Another of the project’s goals is to protect plants that are on the verge of disappearing; Samaranch has spent years hunting for particularly rare plants in back yards and milpas. This has radically changed the prospects of one local resident, Aurelio Batun Nahuat. At 68, his lifelong passion for growing sweet potato – 120 varieties at the last count – has finally found commercial success.
“Nobody was really interested in buying them until I met Gonzalo. Now he guarantees a certain amount of income and encourages me to plant even more unusual varieties,” he says, uncovering the purple insides of a particularly rare root with his machete.
Mier says: “Aside from their cultural and historical significance, native varieties are able to adapt to changing weather conditions because they have genetic diversity. Hybrid and GM crops have very narrow genetic information, which means if something affects one plant, it affects them all. A maize pandemic that could threaten food security on a global scale is a very real possibility.”

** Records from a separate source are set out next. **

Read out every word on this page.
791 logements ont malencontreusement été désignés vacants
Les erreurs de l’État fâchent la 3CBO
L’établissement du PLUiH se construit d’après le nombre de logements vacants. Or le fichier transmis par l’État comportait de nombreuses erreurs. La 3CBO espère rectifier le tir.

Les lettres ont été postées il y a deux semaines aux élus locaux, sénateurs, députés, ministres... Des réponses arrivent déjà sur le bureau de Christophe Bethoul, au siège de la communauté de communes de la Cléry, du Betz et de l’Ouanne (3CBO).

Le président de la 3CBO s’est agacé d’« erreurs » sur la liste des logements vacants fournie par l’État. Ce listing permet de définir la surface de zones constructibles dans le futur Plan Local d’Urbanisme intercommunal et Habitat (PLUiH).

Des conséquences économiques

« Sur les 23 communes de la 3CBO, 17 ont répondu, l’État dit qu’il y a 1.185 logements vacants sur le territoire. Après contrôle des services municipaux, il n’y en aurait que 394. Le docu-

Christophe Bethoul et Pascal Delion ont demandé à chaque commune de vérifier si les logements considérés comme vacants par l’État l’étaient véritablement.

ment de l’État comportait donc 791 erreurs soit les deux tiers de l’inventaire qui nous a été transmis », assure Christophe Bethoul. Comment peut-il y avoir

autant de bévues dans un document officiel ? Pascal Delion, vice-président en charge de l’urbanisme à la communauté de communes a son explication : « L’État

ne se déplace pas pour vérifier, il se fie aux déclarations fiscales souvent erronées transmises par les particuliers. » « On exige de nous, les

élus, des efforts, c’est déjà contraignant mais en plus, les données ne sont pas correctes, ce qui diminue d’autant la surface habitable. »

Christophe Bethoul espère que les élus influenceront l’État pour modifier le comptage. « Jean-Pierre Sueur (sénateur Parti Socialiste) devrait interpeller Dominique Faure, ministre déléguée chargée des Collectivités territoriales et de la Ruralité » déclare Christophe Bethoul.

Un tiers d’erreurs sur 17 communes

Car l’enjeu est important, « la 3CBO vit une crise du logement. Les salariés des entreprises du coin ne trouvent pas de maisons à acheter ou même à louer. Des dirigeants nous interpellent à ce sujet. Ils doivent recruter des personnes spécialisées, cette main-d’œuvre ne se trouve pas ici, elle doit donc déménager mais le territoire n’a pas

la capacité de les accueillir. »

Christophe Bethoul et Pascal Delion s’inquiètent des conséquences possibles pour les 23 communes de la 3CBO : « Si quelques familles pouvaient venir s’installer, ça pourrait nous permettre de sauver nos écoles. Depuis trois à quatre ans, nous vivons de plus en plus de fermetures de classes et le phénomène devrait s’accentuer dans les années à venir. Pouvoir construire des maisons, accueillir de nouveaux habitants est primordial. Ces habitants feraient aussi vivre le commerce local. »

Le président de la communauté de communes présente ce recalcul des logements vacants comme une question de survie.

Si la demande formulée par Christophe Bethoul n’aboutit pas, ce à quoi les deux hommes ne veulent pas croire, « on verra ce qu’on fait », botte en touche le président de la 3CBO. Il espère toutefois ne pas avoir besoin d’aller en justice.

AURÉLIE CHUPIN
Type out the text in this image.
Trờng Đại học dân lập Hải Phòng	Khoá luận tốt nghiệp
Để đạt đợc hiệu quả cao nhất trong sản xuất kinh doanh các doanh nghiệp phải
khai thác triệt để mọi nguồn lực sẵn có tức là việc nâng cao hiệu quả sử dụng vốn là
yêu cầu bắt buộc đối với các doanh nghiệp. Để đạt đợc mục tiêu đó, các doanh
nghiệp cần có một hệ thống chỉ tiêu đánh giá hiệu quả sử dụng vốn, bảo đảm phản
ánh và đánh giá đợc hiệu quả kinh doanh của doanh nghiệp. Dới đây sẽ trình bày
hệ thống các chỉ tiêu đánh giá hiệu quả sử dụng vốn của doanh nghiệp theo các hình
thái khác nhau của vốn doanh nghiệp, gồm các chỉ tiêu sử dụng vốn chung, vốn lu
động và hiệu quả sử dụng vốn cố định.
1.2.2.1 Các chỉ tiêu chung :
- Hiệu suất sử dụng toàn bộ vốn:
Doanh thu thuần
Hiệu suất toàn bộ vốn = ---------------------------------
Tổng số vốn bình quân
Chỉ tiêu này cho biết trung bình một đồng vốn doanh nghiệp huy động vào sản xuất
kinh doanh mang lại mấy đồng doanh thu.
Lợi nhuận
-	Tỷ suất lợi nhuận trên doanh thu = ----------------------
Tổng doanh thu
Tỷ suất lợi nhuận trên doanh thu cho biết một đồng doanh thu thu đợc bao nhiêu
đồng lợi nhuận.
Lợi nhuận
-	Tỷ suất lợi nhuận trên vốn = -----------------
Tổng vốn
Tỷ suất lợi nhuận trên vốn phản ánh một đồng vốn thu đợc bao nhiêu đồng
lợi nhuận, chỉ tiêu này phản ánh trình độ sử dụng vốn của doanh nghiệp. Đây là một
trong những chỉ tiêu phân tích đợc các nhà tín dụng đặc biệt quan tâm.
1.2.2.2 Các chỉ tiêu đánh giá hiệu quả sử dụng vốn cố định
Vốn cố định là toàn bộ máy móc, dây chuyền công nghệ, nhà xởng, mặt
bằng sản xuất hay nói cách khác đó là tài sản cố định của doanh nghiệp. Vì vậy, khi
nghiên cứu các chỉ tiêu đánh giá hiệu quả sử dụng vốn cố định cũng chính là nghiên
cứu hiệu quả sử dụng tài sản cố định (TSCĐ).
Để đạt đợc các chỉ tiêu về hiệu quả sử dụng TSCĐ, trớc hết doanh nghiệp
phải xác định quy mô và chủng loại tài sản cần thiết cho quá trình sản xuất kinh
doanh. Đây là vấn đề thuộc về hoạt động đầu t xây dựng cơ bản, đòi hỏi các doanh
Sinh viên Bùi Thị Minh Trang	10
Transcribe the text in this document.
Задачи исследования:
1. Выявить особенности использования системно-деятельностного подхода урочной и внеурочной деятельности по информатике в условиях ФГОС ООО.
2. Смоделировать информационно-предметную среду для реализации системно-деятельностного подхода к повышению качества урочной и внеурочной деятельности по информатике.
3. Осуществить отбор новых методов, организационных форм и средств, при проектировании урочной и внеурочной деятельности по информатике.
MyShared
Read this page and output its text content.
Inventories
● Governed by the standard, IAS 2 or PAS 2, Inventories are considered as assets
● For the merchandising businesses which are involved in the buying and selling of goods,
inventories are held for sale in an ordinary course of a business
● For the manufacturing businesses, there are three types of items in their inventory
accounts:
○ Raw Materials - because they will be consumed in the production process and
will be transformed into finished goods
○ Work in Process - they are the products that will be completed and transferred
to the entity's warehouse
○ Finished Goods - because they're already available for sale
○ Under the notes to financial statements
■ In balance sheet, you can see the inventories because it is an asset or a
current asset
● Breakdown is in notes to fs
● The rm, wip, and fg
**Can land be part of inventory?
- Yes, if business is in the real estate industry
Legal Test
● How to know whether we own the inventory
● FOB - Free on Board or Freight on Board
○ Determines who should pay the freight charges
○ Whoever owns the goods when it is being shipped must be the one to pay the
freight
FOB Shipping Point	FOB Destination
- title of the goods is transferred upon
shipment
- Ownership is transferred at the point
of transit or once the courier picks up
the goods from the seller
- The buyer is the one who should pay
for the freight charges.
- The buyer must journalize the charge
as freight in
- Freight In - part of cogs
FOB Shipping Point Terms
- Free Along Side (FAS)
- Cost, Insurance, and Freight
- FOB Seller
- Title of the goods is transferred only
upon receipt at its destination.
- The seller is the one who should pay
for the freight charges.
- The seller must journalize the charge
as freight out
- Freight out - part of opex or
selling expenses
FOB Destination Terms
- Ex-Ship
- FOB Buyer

Mestiza de Indias is just one of numerous projects aiming to preserve the Yucatán peninsula’s biodiversity, as well as the agricultural heritage of its Indigenous peoples, who live in greater density here than anywhere else in Mexico.
Maíz Criollo Kantunil, a group of farmers and agro-ecologists, has successfully reintroduced three varieties of native maize using seeds supplied by the International Maize and Wheat Improvement Center (CIMMYT). Aldea X-batun in Valladolid’s Zaciabil neighbourhood offers tourists the chance to cook alongside the Cen Canche family using produce grown from their milpa, while the menu at Merida’s Ramiro Cocina highlights native varieties on the brink of disappearing.
Back at Mestiza de Indias, farm worker María Alba de la Flor Pec has no doubt that working on the regenerative farm has become part of her way of life. “I love living off the land and now I’m learning to take care of the environment too. I often apply what I learn here to my own back yard,” she says.